Colder climates? Researchers warn global warming threatens life of migratory birds

Fox News – Well, it’s summertime, but conservationists warn that wild birds could be at higher risk of disease and over-winter mortality if global warming continues unabated. Scientists say that the species’ feathers lack…

Colder climates? Researchers warn global warming threatens life of migratory birds

Fox News – Well, it’s summertime, but conservationists warn that wild birds could be at higher risk of disease and over-winter mortality if global warming continues unabated.

Scientists say that the species’ feathers lack the basic immune-system proteins needed to ward off the diseases that cause large numbers of bird fatalities each winter.

Fox News reports that scientists with the University of Minnesota teamed up with scientists from China and Ethiopia to determine that the wild birds are not only born with disease-fighting cells that can help the birds battle the pests, but they can actually replenish their cells through their eating habits.

The researchers studied the physiology of several birds, including ducks, which can be found in many of the United States’ lakes and rivers.
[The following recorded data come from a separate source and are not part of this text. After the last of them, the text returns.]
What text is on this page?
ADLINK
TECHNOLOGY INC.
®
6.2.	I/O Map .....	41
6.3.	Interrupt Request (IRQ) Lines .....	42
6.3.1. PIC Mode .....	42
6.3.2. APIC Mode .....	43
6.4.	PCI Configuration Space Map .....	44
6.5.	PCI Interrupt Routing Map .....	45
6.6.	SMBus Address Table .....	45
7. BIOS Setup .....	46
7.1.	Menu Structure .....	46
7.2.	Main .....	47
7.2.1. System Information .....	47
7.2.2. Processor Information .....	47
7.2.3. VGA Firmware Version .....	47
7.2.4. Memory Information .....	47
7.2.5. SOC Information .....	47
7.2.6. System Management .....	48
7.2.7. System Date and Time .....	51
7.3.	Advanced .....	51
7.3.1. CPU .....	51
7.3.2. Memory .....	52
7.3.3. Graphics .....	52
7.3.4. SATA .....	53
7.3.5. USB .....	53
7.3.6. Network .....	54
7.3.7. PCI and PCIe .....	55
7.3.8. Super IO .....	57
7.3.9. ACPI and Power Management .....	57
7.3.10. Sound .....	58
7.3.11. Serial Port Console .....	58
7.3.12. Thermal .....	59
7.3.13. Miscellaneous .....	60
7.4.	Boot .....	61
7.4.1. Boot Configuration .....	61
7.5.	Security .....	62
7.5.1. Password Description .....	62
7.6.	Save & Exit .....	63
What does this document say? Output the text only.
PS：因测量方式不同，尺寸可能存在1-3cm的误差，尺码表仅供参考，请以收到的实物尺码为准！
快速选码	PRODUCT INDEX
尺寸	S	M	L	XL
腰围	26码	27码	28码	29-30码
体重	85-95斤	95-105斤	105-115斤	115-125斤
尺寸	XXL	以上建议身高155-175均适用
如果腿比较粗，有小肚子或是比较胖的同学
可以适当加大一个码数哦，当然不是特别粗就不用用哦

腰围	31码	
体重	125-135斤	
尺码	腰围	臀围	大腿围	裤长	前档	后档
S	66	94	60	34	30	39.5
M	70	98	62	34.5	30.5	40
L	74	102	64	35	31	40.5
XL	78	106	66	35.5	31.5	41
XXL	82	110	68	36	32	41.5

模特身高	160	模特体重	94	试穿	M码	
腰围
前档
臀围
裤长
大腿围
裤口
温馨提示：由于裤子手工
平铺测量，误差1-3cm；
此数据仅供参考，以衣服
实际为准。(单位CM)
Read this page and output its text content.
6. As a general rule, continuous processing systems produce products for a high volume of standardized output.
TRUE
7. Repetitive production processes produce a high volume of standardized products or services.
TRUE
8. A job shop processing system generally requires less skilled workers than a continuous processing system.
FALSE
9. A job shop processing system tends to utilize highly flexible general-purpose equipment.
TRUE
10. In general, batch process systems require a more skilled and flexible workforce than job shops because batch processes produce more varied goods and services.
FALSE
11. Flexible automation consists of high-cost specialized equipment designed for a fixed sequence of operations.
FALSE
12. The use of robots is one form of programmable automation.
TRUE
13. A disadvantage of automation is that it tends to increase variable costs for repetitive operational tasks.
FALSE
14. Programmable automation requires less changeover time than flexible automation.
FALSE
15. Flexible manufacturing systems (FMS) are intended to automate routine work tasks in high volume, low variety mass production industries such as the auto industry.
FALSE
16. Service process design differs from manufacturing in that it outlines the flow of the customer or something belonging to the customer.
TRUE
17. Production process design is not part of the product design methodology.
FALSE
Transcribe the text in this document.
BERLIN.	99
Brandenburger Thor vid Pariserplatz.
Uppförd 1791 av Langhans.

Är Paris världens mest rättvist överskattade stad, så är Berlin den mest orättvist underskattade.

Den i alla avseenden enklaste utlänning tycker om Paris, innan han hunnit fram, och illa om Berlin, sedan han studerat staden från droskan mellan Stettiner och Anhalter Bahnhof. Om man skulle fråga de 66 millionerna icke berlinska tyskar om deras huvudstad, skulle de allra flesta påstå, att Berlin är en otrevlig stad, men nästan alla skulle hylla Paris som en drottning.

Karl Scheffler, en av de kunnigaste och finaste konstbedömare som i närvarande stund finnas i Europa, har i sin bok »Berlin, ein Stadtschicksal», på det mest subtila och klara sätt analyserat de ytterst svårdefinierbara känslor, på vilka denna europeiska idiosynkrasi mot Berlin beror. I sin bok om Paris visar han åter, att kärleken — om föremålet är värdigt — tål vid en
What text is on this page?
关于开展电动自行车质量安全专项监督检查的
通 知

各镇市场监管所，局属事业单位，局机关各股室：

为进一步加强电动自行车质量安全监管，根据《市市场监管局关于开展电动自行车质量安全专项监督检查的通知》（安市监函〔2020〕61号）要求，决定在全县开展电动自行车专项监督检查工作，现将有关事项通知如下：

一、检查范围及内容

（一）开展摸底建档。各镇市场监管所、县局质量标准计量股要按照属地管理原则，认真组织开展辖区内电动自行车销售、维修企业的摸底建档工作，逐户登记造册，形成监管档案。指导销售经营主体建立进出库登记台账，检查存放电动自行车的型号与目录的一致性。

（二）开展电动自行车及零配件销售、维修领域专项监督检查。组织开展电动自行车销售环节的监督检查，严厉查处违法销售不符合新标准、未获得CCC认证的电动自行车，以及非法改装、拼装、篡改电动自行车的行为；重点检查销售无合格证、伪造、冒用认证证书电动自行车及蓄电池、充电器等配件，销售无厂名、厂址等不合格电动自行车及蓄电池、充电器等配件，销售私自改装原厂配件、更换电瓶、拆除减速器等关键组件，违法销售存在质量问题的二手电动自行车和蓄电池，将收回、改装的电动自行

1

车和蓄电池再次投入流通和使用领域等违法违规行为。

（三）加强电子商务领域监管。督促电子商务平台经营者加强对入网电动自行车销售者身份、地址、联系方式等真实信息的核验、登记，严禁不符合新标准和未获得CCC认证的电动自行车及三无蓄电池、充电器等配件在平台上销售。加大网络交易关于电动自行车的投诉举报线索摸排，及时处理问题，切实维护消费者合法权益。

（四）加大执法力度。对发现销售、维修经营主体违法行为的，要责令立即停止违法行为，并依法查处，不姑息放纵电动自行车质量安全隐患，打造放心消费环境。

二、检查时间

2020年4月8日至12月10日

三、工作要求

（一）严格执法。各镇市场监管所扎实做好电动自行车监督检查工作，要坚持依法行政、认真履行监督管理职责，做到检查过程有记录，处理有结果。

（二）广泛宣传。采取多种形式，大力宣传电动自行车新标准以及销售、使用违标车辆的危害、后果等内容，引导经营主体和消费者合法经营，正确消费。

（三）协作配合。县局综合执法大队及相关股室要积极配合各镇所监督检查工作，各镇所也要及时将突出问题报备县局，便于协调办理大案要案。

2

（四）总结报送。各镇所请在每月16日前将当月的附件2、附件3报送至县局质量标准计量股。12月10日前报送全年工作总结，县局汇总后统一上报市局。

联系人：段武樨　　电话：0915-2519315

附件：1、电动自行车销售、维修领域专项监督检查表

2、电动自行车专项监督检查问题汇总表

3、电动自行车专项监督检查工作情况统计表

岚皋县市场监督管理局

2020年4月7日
“When we looked at birds that have white feathers, a major immune system factor is immune hair cell number and the sensitivity of immune hair cell numbers to viral pathogens,” Zhen Xu, co-author of the study, told Fox News. “Compared to the regular and superior species in terms of both innate immunity and adaptive immunity, certain species suffer from a severe threat to their immune systems and can be found in areas of high mosquito-vector activity, such as Asia, Africa and Mexico.”

Consequently, the scientists explained, the shorebirds’ exposed feathers lead to fewer specialized immune cells, meaning less of the animals’ bodies are capable of fighting diseases such as bird flu, West Nile and leptospirosis.

The study concluded that if global warming continues unchecked, wild birds will be most affected.

“Another challenge faced by migratory bird species is that their large genetic differences and habitat variation can result in genetic variations in immune response to certain pathogens and insect-borne diseases,” Xu said. “Therefore, by concentrating their surveillance, monitoring and effects on wild birds, they can use this data to determine how this degree of threat impacts our biodiversity.”

Nancy Javorius, a scientist at the National Aquarium in Baltimore who has worked to protect the white-feathered duck population, said that she takes the findings about the birds’ immune systems very seriously.

“When you start seeing individual birds that are in pretty rough shape, that has a big impact because what they would normally do is go to warmer locales and get away from those parasites,” Javorius told Fox News. “Those parasites become the number one cause of mortality for the birds, and if they are facing risks as a result of global warming, you are likely to see those birds go to a colder climate zone.”